Assalto em Tancos

Carlos Alexandre quer que MP se pronuncie sobre divulgação das respostas de Costa

Juiz alega violação do segredo de justiça.

Carlos Alexandre quer que MP se pronuncie sobre divulgação das respostas de Costa
Christian Hartmann

O juiz Carlos Alexandre, que dirige a fase de instrução do processo de Tancos, pediu hoje ao Ministério Público para se pronunciar sobre a divulgação na página oficial do Governo do depoimento escrito do primeiro-ministro.

Num despacho desta tarde, Carlos Alexandre refere que os autos se encontram em segredo de justiça externo e que, depois de ter tido conhecimento de que foi publicado na página da presidência do Conselho de Ministros uma cópia das respostas do depoimento escrito de António Costa, que o tribunal recebeu na terça-feira, decidiu notificar o Ministério Público para se pronunciar sobre a divulgação.

O DEPOIMENTO DE ANTÓNIO COSTA

O primeiro-ministro já respondeu, por escrito, às 100 perguntas do juiz Carlos Alexandre sobre o processo de Tancos. António Costa reafirma que não teve conhecimento da encenação montada para a recuperar as armas roubadas. António Costa tinha 15 dias para responder.

O chefe de Governo diz ainda que não teve conhecimento dos contactos realizados pelo ministro da Defesa com o então diretor da Polícia Judiciária Militar.

Nas respostas a que a SIC teve acesso, em quase metade o primeiro-ministro responde apenas "Não" às perguntas do juiz.

Entre as muitas questões, o magistrado pretendeu saber que conversas teve com Azeredo Lopes sobre e aparecimento das armas. O magistrado questionou também se foi o chefe do Estado Maior, o ministro da Defesa ou até mesmo o então diretor da Polícia Judiciária Militar que o informou.

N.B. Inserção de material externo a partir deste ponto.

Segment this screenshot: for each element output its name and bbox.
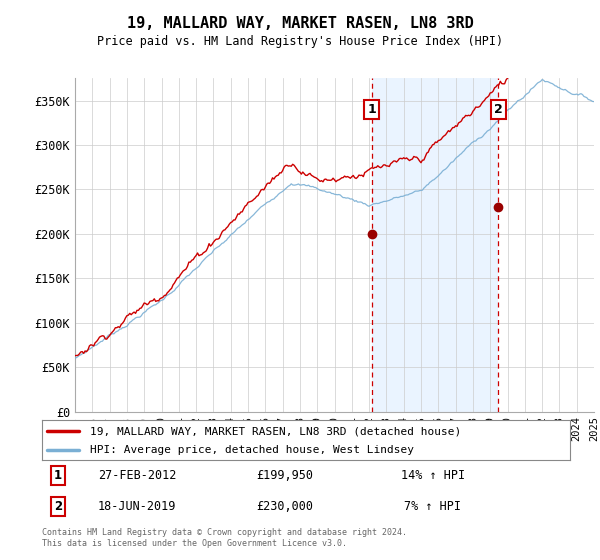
Text: 1: 1 bbox=[54, 469, 62, 482]
Text: 14% ↑ HPI: 14% ↑ HPI bbox=[401, 469, 465, 482]
Text: 7% ↑ HPI: 7% ↑ HPI bbox=[404, 500, 461, 513]
Text: 19, MALLARD WAY, MARKET RASEN, LN8 3RD: 19, MALLARD WAY, MARKET RASEN, LN8 3RD bbox=[127, 16, 473, 31]
Text: 2: 2 bbox=[54, 500, 62, 513]
Text: 18-JUN-2019: 18-JUN-2019 bbox=[98, 500, 176, 513]
Text: 1: 1 bbox=[367, 103, 376, 116]
Text: Contains HM Land Registry data © Crown copyright and database right 2024.
This d: Contains HM Land Registry data © Crown c… bbox=[42, 528, 407, 548]
Bar bbox=[371, 78, 499, 412]
Text: 19, MALLARD WAY, MARKET RASEN, LN8 3RD (detached house): 19, MALLARD WAY, MARKET RASEN, LN8 3RD (… bbox=[89, 426, 461, 436]
Text: £230,000: £230,000 bbox=[256, 500, 313, 513]
Text: £199,950: £199,950 bbox=[256, 469, 313, 482]
Text: 27-FEB-2012: 27-FEB-2012 bbox=[98, 469, 176, 482]
Text: HPI: Average price, detached house, West Lindsey: HPI: Average price, detached house, West… bbox=[89, 445, 413, 455]
Text: 2: 2 bbox=[494, 103, 503, 116]
Text: Price paid vs. HM Land Registry's House Price Index (HPI): Price paid vs. HM Land Registry's House … bbox=[97, 35, 503, 48]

O depoimento escrito de 50 páginas tem data de terça-feira e com carimbo de entrada no Tribunal Central de Instrução Criminal datado de hoje.

PRIMEIRO-MINISTRO CRITICA "VERSÕES PARCIAIS" SOBRE O SEU DEPOIMENTO


O primeiro-ministro entendeu proceder à divulgação pública integral das suas respostas às questões colocadas pelo juiz Carlos Alexandre, no âmbito do processo de Tancos, depois de terem sido "postas a circular versões parciais do depoimento".


"Tendo sido postas a circular versões parciais do depoimento do primeiro-ministro como testemunha arrolada pelo professor doutor José Alberto Azeredo Lopes no chamado "Caso de Tancos", entendeu o primeiro-ministro dever proceder à divulgação pública integral das respostas a todas as questões que lhe foram colocadas e que constam do depoimento já entregue ao Tribunal Central de Instrução Criminal, às 16h22 horas, do dia 4 de fevereiro de 2020", lê-se numa nota divulgada pelo gabinete do líder do Executivo.


Como testemunha arrolada pelo ex-ministro da Defesa Azeredo Lopes, o Conselho de Estado autorizou que o primeiro-ministro pudesse depor por escrito neste processo.